Cystic Lung Disorders:
Pneumothorax is common in lung conditions associated with cysts. However, since many of these conditions are rare, pneumothorax in this setting may masquerade as PSP when the underlying diagnosis is unknown. Disorders associated with cysts include conditions such as (Lee, 2021a):
- BHD syndrome
- Diffuse Langerhans cell histiocytosis
- Lymphocytic interstitial pneumonitis (e.g., Sjögren syndrome)
Catamenial pneumothorax refers to a pneumothorax occurring in association with menses due to thoracic endometriosis. Young females with endometriosis may experience menses-related pneumothoraces if pleural involvement exists. CP or hemoptysis perimenstrually in a young woman with or without a history of endometriosis might suggest catamenial pneumothorax (Lee, 2021a). In this condition, pneumothorax is thought to relate to the development and involution of pleural implants comprised of endometrial tissue. Consequently, some experts consider this PSP since parenchymal lung disease is typically absent.

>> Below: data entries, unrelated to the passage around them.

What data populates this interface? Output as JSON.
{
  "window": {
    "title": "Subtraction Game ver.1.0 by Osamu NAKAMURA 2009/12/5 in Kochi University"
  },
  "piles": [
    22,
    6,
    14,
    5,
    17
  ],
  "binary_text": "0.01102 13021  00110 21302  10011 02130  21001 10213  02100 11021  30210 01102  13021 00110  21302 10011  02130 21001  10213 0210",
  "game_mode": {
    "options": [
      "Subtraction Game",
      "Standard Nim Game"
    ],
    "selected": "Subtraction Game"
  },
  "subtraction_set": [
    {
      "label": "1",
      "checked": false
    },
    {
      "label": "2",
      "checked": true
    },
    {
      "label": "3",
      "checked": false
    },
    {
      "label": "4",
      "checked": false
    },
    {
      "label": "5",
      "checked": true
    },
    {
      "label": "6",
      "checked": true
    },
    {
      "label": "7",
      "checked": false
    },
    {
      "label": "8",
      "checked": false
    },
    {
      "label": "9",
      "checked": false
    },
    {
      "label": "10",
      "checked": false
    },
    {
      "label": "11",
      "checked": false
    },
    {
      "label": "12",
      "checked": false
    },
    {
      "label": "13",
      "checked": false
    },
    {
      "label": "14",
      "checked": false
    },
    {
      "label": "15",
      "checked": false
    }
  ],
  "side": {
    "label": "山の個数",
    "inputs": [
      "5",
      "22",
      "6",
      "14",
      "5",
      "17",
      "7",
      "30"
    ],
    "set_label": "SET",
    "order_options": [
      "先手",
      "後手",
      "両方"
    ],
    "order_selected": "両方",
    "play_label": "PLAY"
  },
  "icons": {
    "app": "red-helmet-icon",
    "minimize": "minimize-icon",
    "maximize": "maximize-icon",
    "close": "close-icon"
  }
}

Pneumothorax is seen in HIV due to several etiologies, particularly infections including (Lee, 2021a):
- Bacterial pneumonia
- Fungal, viral, and mycobacterial infections
- PCP pneumonia
- Pulmonary TB
Patients with HIV can also be at risk for iatrogenic pneumothorax and pneumothorax due to the presence of pneumatoceles (typically from old Staphylococcal or PCP infection), Kaposi sarcoma, intravenous drug abuse, and cigarette smoking. One report suggested that the degree of immunosuppression in HIV may affect the etiology of pneumothorax. In patients with CD4 positive lymphocyte counts >200 cells/mL, pneumothorax was more likely due to bacterial pneumonia, whereas pneumothorax was more often associated with those with counts <200 cells/mL Pneumocystis jirovecii (Lee, 2021a).
Architectural Abnormalities of the Pleural Membrane:
Pneumothorax may occur in conditions where the pleural membrane's integrity and parenchyma are abnormal, the diagnosis of which may or may not be known at the time of presentation. These include (Lee, 2021a):
- Ehlers-Danlos syndrome
- Marfan syndrome
In Marfan and Ehlers-Danlos syndrome, it is thought that abnormal elastin or collagen content of the pleural membrane and parenchyma may predispose patients to pneumothorax (Lee, 2021a). Why patients with homocystinuria develop pneumothorax is less clear, but homocysteine plays a role in vascular homeostasis and smooth muscle and collagen production regulation in the lung. Patients with Marfan syndrome may also develop parenchymal cysts that may increase the risk of developing a pneumothorax.
Other less common causes of SSP include:
- Ankylosing spondylitis
- Granulomatous lung diseases (e.g., rheumatoid arthritis, granulomatosis with polyangiitis, and sarcoidosis)
- Inhalation of cocaine
- Interstitial lung disease (e.g., idiopathic pulmonary fibrosis, silicosis)
- Several case series have also described pneumothorax occurring in patients with coronavirus disease 2019 (COVID-19) without noninvasive or invasive ventilation.